Insgesamt kann festgehalten werden, dassGovernance-Aspekte in das Zentrum der Überlegungen zur weiteren Entwicklung der TA geraten sind. Dies zeigt sich insbesondere im „Transition Management“, das in den letzten Jahren in den theoretischen und konzeptionellen Überlegungen zur TA eher zugunsten der emergierenden Technologien (wie z. B. Nanotechnologie) vernachlässigt worden ist. Auch die Überwindung der traditionellen Orientierung der TA an nationalen Entscheidersystemen und Öffentlichkeiten ist mit komplexen Governance-Problemen konfrontiert. Gezeigt hat sich aber auch zum wiederholten Male, dass die „Ränder“ der TA, also auch ihre Einheit, eher unscharf sind. Dies betrifft das Verhältnis zur Governance-Forschung genauso wie zum Feld der STS / STIS.

3     Beobachtungen aus weiteren TA-relevanten Sektionen

Im Rahmen einer (ausgesprochen schlecht besuchten) Mittags-Session fand eine Podiumsdiskussion über eine mögliche Wiedereinsetzung des OTA (Office of Technology Assessment) am US-Kongress statt. Beteiligt waren Gerald Epstein (Publizist), David Goldston, Todd La-Porte, Kathleen Vogel (alle Wissenschaftler mit TA / STS-Bezug) und Will O’Neal (aus der Administration des Kongresses).

Das für Gründung und Betrieb des OTA entscheidende Gesetz, der Technology Assessment Act von 1972, ist nach wie vor in Kraft. Die Schließung des OTA 1995 wurde nicht durch eine Gesetzesänderung, sondern einfach durch Entzug des Budgets vollzogen. Virtuell besteht das OTA daher weiter. Vor diesem Hintergrund wurde auf dem Podium als geeigneter Weg für eine Wiedereinsetzung des OTA gesehen, wieder ein Budget durch den Kongress bereitzustellen. Bereits die Bewilligung eines Budgets sei ein sehr komplexer Prozess und in Zeiten der Wirtschaftskrise schwer zu bewerkstelligen. Ein neues Gesetz über ein „modernisiertes“ OTA sei völlig unrealistisch.

Ein solches Vorgehen würde jedoch implizieren, das OTA mit seinen Aufgaben und Strukturen identisch zu der früheren Form nach Maßgabe des Technology Assessment Act von 1972 wiedereinzuführen. Dass sich seitdem extrem viel geändert habe, sowohl in der gesellschaftlichen und politischen Umwelt der TA als auch in ihr selbst, könnte auf diese Weise wiederum nur schlecht berücksichtigt werden. Die Podiumsteilnehmer wirkten wenig begeistert und inspiriert. Selbst die zentrale Frage, warum denn eine Wiedereinsetzung des OTA sinnvoll und nötig sei und welche bestehenden Lücken dadurch geschlossen werden sollten, konnte nicht recht beantwortet werden, obwohl alle Teilnehmer sich für eine Wiedereinsetzung aussprachen. Dementsprechend hinterließ diese Podiumsdiskussion keinen für das OTA sehr optimistisch stimmenden Eindruck.
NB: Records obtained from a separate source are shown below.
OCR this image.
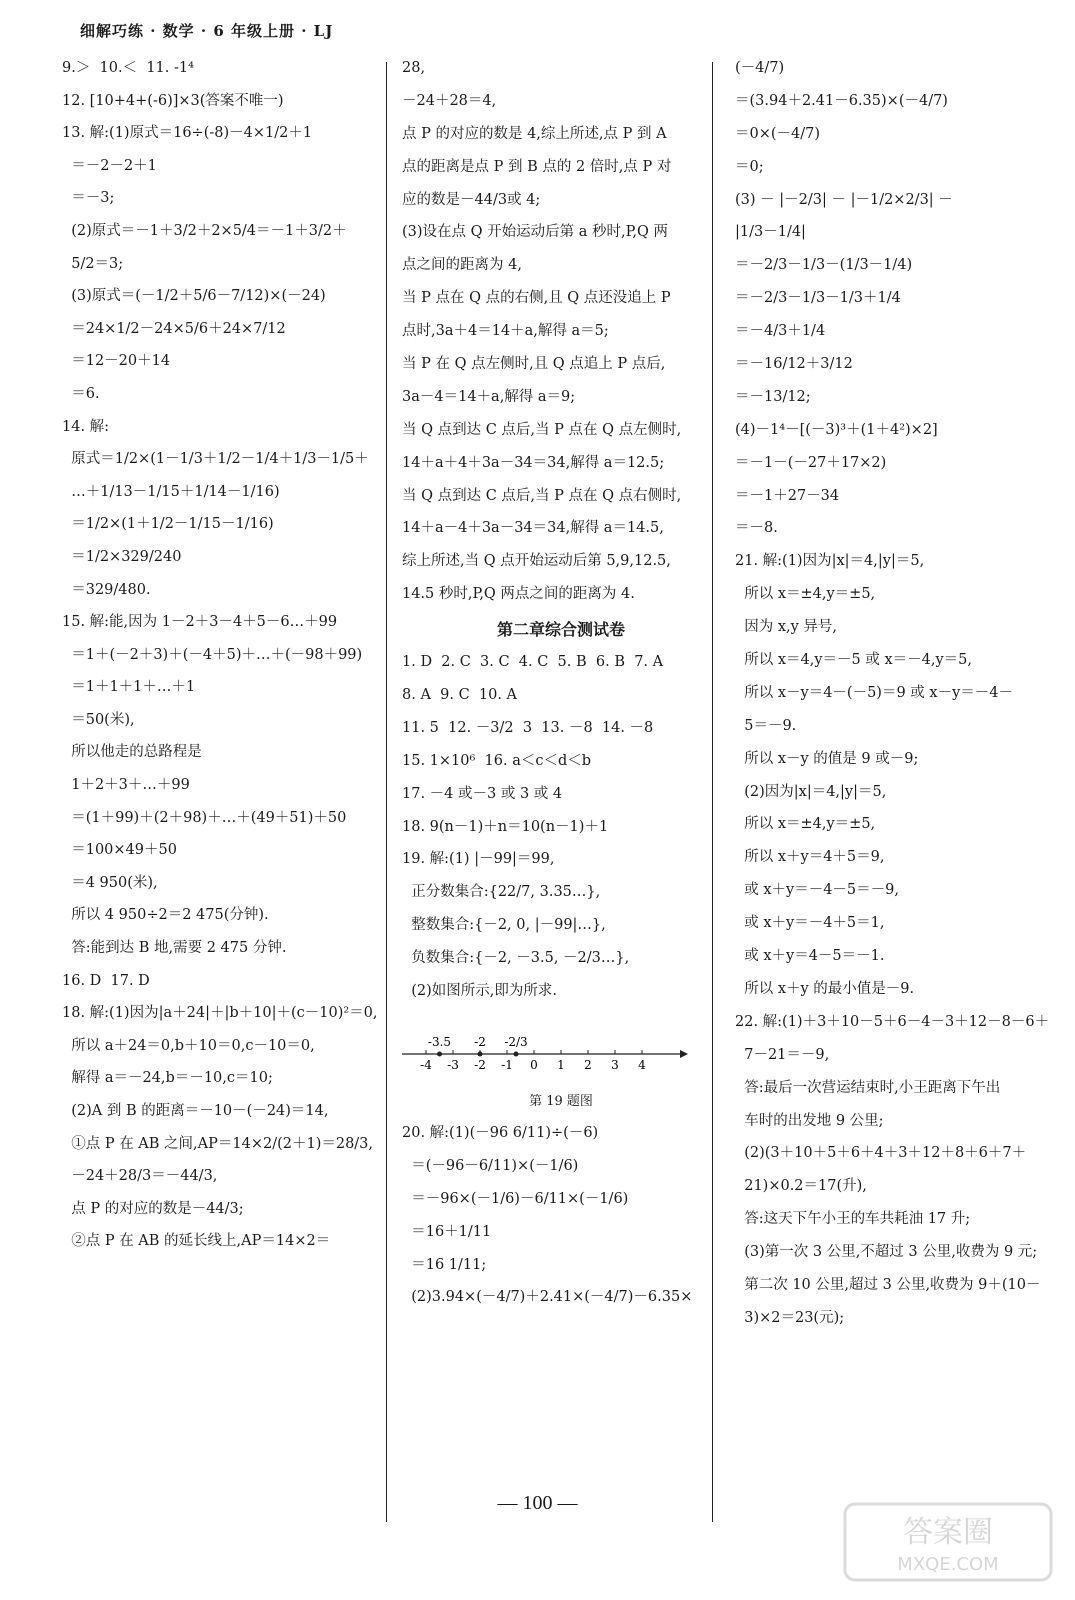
细解巧练 · 数学 · 6 年级上册 · LJ
9.＞  10.＜  11. -1⁴
12. [10+4+(-6)]×3(答案不唯一)
13. 解:(1)原式＝16÷(-8)－4×1/2＋1
＝－2－2＋1
＝－3;
(2)原式＝－1＋3/2＋2×5/4＝－1＋3/2＋
5/2＝3;
(3)原式＝(－1/2＋5/6－7/12)×(－24)
＝24×1/2－24×5/6＋24×7/12
＝12－20＋14
＝6.
14. 解:
原式＝1/2×(1－1/3＋1/2－1/4＋1/3－1/5＋
…＋1/13－1/15＋1/14－1/16)
＝1/2×(1＋1/2－1/15－1/16)
＝1/2×329/240
＝329/480.
15. 解:能,因为 1－2＋3－4＋5－6…＋99
＝1＋(－2＋3)＋(－4＋5)＋…＋(－98＋99)
＝1＋1＋1＋…＋1
＝50(米),
所以他走的总路程是
1＋2＋3＋…＋99
＝(1＋99)＋(2＋98)＋…＋(49＋51)＋50
＝100×49＋50
＝4 950(米),
所以 4 950÷2＝2 475(分钟).
答:能到达 B 地,需要 2 475 分钟.
16. D  17. D
18. 解:(1)因为|a＋24|＋|b＋10|＋(c－10)²＝0,
所以 a＋24＝0,b＋10＝0,c－10＝0,
解得 a＝－24,b＝－10,c＝10;
(2)A 到 B 的距离＝－10－(－24)＝14,
①点 P 在 AB 之间,AP＝14×2/(2＋1)＝28/3,
－24＋28/3＝－44/3,
点 P 的对应的数是－44/3;
②点 P 在 AB 的延长线上,AP＝14×2＝
28,
－24＋28＝4,
点 P 的对应的数是 4,综上所述,点 P 到 A
点的距离是点 P 到 B 点的 2 倍时,点 P 对
应的数是－44/3或 4;
(3)设在点 Q 开始运动后第 a 秒时,P,Q 两
点之间的距离为 4,
当 P 点在 Q 点的右侧,且 Q 点还没追上 P
点时,3a＋4＝14＋a,解得 a＝5;
当 P 在 Q 点左侧时,且 Q 点追上 P 点后,
3a－4＝14＋a,解得 a＝9;
当 Q 点到达 C 点后,当 P 点在 Q 点左侧时,
14＋a＋4＋3a－34＝34,解得 a＝12.5;
当 Q 点到达 C 点后,当 P 点在 Q 点右侧时,
14＋a－4＋3a－34＝34,解得 a＝14.5,
综上所述,当 Q 点开始运动后第 5,9,12.5,
14.5 秒时,P,Q 两点之间的距离为 4.
第二章综合测试卷
1. D  2. C  3. C  4. C  5. B  6. B  7. A
8. A  9. C  10. A
11. 5  12. －3/2  3  13. －8  14. －8
15. 1×10⁶  16. a＜c＜d＜b
17. －4 或－3 或 3 或 4
18. 9(n－1)＋n＝10(n－1)＋1
19. 解:(1) |－99|＝99,
正分数集合:{22/7, 3.35…},
整数集合:{－2, 0, |－99|…},
负数集合:{－2, －3.5, －2/3…},
(2)如图所示,即为所求.
-4 -3 -2 -1 0 1 2 3 4
-3.5 -2 -2/3
第 19 题图
20. 解:(1)(－96 6/11)÷(－6)
＝(－96－6/11)×(－1/6)
＝－96×(－1/6)－6/11×(－1/6)
＝16＋1/11
＝16 1/11;
(2)3.94×(－4/7)＋2.41×(－4/7)－6.35×
(－4/7)
＝(3.94＋2.41－6.35)×(－4/7)
＝0×(－4/7)
＝0;
(3) － |－2/3| － |－1/2×2/3| －
|1/3－1/4|
＝－2/3－1/3－(1/3－1/4)
＝－2/3－1/3－1/3＋1/4
＝－4/3＋1/4
＝－16/12＋3/12
＝－13/12;
(4)－1⁴－[(－3)³＋(1＋4²)×2]
＝－1－(－27＋17×2)
＝－1＋27－34
＝－8.
21. 解:(1)因为|x|＝4,|y|＝5,
所以 x＝±4,y＝±5,
因为 x,y 异号,
所以 x＝4,y＝－5 或 x＝－4,y＝5,
所以 x－y＝4－(－5)＝9 或 x－y＝－4－
5＝－9.
所以 x－y 的值是 9 或－9;
(2)因为|x|＝4,|y|＝5,
所以 x＝±4,y＝±5,
所以 x＋y＝4＋5＝9,
或 x＋y＝－4－5＝－9,
或 x＋y＝－4＋5＝1,
或 x＋y＝4－5＝－1.
所以 x＋y 的最小值是－9.
22. 解:(1)＋3＋10－5＋6－4－3＋12－8－6＋
7－21＝－9,
答:最后一次营运结束时,小王距离下午出
车时的出发地 9 公里;
(2)(3＋10＋5＋6＋4＋3＋12＋8＋6＋7＋
21)×0.2＝17(升),
答:这天下午小王的车共耗油 17 升;
(3)第一次 3 公里,不超过 3 公里,收费为 9 元;
第二次 10 公里,超过 3 公里,收费为 9＋(10－
3)×2＝23(元);
— 100 —
答案圈
MXQE.COM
Am Woodrow Wilson International Center for Scholars fand (außerhalb des Konferenzprogramms, aber unter Beteiligung einiger Konferenzteilnehmer) eine Diskussionsveranstaltung zum Thema „Taking Collective Imaginations Seriously – What shapes and drives R&D and innovation in converging technologies?“ statt. Als Referenten waren Sheila Jasanoff und Brian Wynne geladen. Entgegen dem Titel ging es so gut wie gar nicht um Converging Technologies, sondern um generelle Fragen im Umgang mit neuen Technologien. Brian Wynne thematisierte in glänzender Klarheit die Grenzen des Risk Assessment. Nicht die Risikoabschätzungen hätten zur Ablehnung gentechnisch veränderter Nahrungsmittel geführt. Vielmehr sei die Ursache die Erwartung, dass mit dem Eintreten nicht intendierter und unvorhergesehener, vielleicht unvorhersehbarer Folgen zu rechnen wäre, für die niemand Verantwortung zu übernehmen bereit wäre. Für die Ablehnung sei also primär das Misstrauen in Institutionen verantwortlich, mit dieser Situation adäquat und verantwortlich umzugehen.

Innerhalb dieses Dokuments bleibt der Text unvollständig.